Tout à coup le rideau de nuages se déchire, l’azur du ciel reparaît, les rayons du soleil éclatent dans l’espace. Le long de la vallée, le vent balaie le brouillard, qui s’entr’ouvre, s’éclaircit, et s’en va par lambeaux, léger et transparent comme un voile de gaze. D’un côté, nous voyons reparaître toutes les montagnes qui environnent l’Hécla, avec leur crête rouge et leurs bords cendrés ; de l’autre, les Snœfial, qui portent dans les nues leurs épaules de neige et leurs pics de glace, brillans comme des pointes de lance aux rayons du soleil. À nos pieds, la plaine se déroule au loin avec les lacs d’eau limpide, qui parsèment sa robe verte comme des diamans, et les deux rivières qui la traversent comme des guirlandes. La montagne bleue, voisine du Geyser, s’élève au milieu de la vallée ; et devant nous, à l’horizon, nous apercevons comme une ceinture d’or la pleine mer, étincelante de lumière, et les îles Westmann.
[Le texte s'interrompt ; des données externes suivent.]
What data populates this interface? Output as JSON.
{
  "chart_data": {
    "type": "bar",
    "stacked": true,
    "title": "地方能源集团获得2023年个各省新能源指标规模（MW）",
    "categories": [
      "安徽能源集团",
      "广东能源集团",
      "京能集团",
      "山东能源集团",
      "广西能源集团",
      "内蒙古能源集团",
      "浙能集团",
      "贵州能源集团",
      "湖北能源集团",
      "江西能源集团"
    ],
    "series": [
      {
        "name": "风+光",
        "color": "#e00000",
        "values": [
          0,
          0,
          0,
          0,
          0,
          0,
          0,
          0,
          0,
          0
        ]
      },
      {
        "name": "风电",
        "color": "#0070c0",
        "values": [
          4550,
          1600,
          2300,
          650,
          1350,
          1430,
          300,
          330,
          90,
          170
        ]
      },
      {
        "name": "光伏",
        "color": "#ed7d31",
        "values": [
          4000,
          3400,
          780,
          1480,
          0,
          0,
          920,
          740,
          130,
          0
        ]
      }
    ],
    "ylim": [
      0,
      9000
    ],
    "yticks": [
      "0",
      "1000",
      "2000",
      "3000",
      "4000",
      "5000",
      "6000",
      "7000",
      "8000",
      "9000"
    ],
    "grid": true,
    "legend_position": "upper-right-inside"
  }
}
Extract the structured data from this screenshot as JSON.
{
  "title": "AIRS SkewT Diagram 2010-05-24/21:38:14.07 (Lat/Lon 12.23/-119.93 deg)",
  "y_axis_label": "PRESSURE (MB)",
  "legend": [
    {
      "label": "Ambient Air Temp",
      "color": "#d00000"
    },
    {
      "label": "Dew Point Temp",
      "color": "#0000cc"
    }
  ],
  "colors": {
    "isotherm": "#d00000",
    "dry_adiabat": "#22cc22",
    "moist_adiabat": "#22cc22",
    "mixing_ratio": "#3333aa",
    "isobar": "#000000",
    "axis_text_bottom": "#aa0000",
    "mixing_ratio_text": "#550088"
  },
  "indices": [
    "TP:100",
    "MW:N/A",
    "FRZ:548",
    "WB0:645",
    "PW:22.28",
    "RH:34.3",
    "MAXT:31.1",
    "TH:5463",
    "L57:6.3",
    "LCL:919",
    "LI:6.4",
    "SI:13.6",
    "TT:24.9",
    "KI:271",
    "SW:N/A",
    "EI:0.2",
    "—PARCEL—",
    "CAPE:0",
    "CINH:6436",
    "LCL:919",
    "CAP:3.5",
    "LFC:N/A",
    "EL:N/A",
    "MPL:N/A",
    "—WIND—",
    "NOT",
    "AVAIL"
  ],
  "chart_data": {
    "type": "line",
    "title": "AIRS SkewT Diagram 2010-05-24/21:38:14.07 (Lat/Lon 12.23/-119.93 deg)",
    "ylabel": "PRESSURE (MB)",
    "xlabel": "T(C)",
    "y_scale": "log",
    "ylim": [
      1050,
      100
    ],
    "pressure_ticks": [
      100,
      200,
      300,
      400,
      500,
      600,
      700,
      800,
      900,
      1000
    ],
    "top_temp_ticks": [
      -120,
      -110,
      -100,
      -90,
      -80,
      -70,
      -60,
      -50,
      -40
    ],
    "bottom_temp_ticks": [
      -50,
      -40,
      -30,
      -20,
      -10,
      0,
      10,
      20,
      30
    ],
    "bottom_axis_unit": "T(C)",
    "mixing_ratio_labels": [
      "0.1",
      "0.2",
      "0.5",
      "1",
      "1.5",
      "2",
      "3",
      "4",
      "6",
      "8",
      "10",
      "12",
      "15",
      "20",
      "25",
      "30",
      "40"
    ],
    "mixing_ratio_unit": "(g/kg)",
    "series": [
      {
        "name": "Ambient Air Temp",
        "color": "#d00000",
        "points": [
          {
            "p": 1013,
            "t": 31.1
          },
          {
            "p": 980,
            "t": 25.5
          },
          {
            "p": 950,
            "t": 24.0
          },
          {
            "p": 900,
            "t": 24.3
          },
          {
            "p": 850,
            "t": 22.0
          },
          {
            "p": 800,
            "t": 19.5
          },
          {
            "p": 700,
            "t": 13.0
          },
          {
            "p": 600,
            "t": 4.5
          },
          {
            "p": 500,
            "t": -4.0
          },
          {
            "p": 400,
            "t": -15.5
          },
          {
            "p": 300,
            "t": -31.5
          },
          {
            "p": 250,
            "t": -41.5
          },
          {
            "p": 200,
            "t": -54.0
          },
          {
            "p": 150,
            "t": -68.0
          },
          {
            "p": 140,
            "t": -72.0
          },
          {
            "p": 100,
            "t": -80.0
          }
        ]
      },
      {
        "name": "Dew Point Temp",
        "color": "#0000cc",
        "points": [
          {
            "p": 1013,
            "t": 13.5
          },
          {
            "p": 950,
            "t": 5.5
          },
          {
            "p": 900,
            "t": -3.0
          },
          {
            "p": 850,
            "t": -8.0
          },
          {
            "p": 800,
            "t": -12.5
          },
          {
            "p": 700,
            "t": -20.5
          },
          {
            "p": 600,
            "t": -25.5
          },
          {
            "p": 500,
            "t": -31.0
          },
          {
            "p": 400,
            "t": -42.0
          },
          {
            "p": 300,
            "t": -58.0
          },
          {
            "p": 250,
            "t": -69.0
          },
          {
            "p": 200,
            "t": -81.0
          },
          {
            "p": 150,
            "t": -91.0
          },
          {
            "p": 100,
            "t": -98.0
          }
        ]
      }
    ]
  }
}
Nous restâmes saisis d’un sentiment inexprimable d’admiration en face d’un spectacle si inattendu. C’était le jour de printemps de cette nature désolée ; c’était le fiat lux de cette nuit de chaos. Alors nous oubliâmes en un instant et la fatigue de notre excursion et le froid et la neige. Nous saluâmes d’un cri de joie enthousiaste ces solitudes lointaines, et notre vieux guide lui-même partageait nos transports. C’était la seconde fois de sa vie qu’il montait jusqu’au haut de l’Hécla, et pour la première fois avec des Français.

Ce jour-là, c’était la fête de M. Gaimard. Nous la célébrâmes gaiement avec le vin de Champagne que nous avions apporté, et nous nous en revînmes en récoltant sur notre route des échantillons de lave et de basalte. Nous avions quitté notre tente à neuf heures du matin ; nous y rentrâmes à minuit, riches de nos souvenirs, heureux de notre journée.


X. Marmier.
Reykiavik, 22 juillet 1836.
  1. J’emploie ici le mot mis en usage par les étrangers. Le vrai mot islandais est Thingvollr, au pluriel Thingvallr (Champs du Thing). Les Islandais écrivent Thing avec un caractère particulier qui manque aux autres alphabets, et qui se prononce en sifflant. C’est le th des Anglais.
  2. Geyser vient de Geys (Furens). Strockr en islandais signifie pyramide.
  3. Livre islandais curieux, écrit entre 1140 et 1270, traduit en latin sous le titre de Speculum regale, imprimé à Sorœ en 1768, in-4o.
  4. De 1685 à 1704. Elle était venue de Hoolum, elle y retourna. Entre autres bons livres imprimés à Skalholt dans ce court espace de temps, il faut compter le Landnama Bok, la saga du roi Olaf, les Harmonies évangéliques, la Grammaire latine, le livre de l’Althing. Nous rapporterons en France quelques-uns de ces livres, qui sont à présent, en Islande même, de vraies raretés.
  5. Ce revenu montait à 2, 500 thalers (7, 500 fr.) pour Skalholt, qui devait avoir vingt-quatre élèves, et 2, 000 thalers pour Hoolum, qui n’en avait que seize. C’était à cette époque une somme considérable pour l’Islande. Les évêques recevaient en outre plusieurs élèves riches qui payaient le prix de leur pension.
  6. Il a laissé plusieurs recueils de sermons, un recueil de discours et de poésies latines, et un livre de religion intitulé : Postilla evangelica, qui se trouve dans toutes les maisons islandaises. Il avait été d’abord professeur à l’école de Skalholt. Il mourut en 1720.